EAGER: Managing Information Risk and Breach Discovery
Award Number:1536871; Principal Investigator:Daniel Fabbri; Co-Principal Investigator:Laurie Novak, Bradley Malin;
Increasing demands for data access dominate privacy concerns, putting both data and organizations at risk. However, there is currently a shortage of research on how organizations develop and maintain practices to ensure information privacy. Small scale, preliminary investigations suggest there is variation in organizational practices and those that have been studied only minimally reflect documented organizational policies. While technologies exist to help monitor accesses to data, they are rarely deployed, such that manual audits remain the norm. This project aims to improve security measures in organizations by better understanding risk management and breach discovery life cycles. Traditional technological solutions lack grounding in real organizational routines, resulting in poor fit with existing work practices and limited adoption. The problem demands a multi-disciplinary effort to represent organizational risks and practices, theory to quantify the risk, and methods to translate the findings for privacy and security practices and technologies that seek to mitigate the risk. This work will influence the development and deployment of technological cybersecurity tools in multiple industries. Specifically, it will provide concrete assessments of breach management routines, how they are structured, and the uptake that can reasonably be expected of breach management technologies given industry-specific constraints.

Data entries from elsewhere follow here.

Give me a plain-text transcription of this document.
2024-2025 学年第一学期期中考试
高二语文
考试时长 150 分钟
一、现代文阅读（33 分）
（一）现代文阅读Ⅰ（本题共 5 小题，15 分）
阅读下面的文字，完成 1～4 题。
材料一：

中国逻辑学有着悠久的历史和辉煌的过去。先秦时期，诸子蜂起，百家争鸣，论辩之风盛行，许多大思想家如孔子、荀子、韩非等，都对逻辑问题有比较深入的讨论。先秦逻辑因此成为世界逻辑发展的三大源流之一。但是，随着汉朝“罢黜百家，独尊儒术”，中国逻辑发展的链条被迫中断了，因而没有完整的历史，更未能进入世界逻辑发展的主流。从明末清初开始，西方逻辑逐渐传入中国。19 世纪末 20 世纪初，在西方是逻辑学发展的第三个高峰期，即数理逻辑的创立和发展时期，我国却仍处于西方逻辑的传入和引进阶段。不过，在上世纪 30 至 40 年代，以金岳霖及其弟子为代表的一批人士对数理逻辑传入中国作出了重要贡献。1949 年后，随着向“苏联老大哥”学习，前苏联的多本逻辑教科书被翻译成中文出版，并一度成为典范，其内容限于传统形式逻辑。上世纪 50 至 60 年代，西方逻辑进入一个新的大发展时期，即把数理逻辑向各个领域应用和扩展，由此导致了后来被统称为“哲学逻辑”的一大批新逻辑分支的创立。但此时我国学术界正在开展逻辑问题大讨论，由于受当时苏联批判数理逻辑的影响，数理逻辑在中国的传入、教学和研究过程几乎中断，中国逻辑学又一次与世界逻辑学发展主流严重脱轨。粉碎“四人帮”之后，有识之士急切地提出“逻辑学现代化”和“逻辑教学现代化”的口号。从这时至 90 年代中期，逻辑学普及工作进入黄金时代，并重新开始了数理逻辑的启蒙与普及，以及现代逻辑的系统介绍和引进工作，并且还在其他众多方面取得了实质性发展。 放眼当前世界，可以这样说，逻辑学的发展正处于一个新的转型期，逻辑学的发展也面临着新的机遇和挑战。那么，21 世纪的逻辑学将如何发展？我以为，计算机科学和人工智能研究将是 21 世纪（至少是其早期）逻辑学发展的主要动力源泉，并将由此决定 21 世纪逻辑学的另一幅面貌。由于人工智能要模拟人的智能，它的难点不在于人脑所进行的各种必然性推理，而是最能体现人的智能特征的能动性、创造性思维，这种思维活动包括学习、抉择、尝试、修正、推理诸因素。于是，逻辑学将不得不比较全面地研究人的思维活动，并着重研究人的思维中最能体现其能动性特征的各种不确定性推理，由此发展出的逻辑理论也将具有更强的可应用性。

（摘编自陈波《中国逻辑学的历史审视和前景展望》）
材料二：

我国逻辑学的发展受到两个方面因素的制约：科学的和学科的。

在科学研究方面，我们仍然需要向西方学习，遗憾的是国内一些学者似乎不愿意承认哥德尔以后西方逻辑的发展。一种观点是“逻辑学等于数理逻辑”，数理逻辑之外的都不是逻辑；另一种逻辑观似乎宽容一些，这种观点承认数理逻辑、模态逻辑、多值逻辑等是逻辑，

This project uses a sociotechnical approach, integrating qualitative data on privacy practices, and perceived constraints and influences within the process, into a computational model that will be used to represent constraints and influences on the deployment of privacy and security measures. This model will account for various actors within the privacy and security hierarchy, such as compliance officers, security officers and executives. It allows for conceptualization of organizational practices and the areas of potential adaptation for the practices. In particular, the computational contributions are two-fold: (i) an optimization problem formulation of the risk management and breach discovery life cycle, and (ii) a taxonomy of perceived organizational risks and their mapping to mitigating technological measures. In addition, these computational methods will inform changes in life cycle process, and gaps among current technological offerings. Results include tools for analyzing an organization's security routines and risk perspectives, and output organization guidance to better manage risk.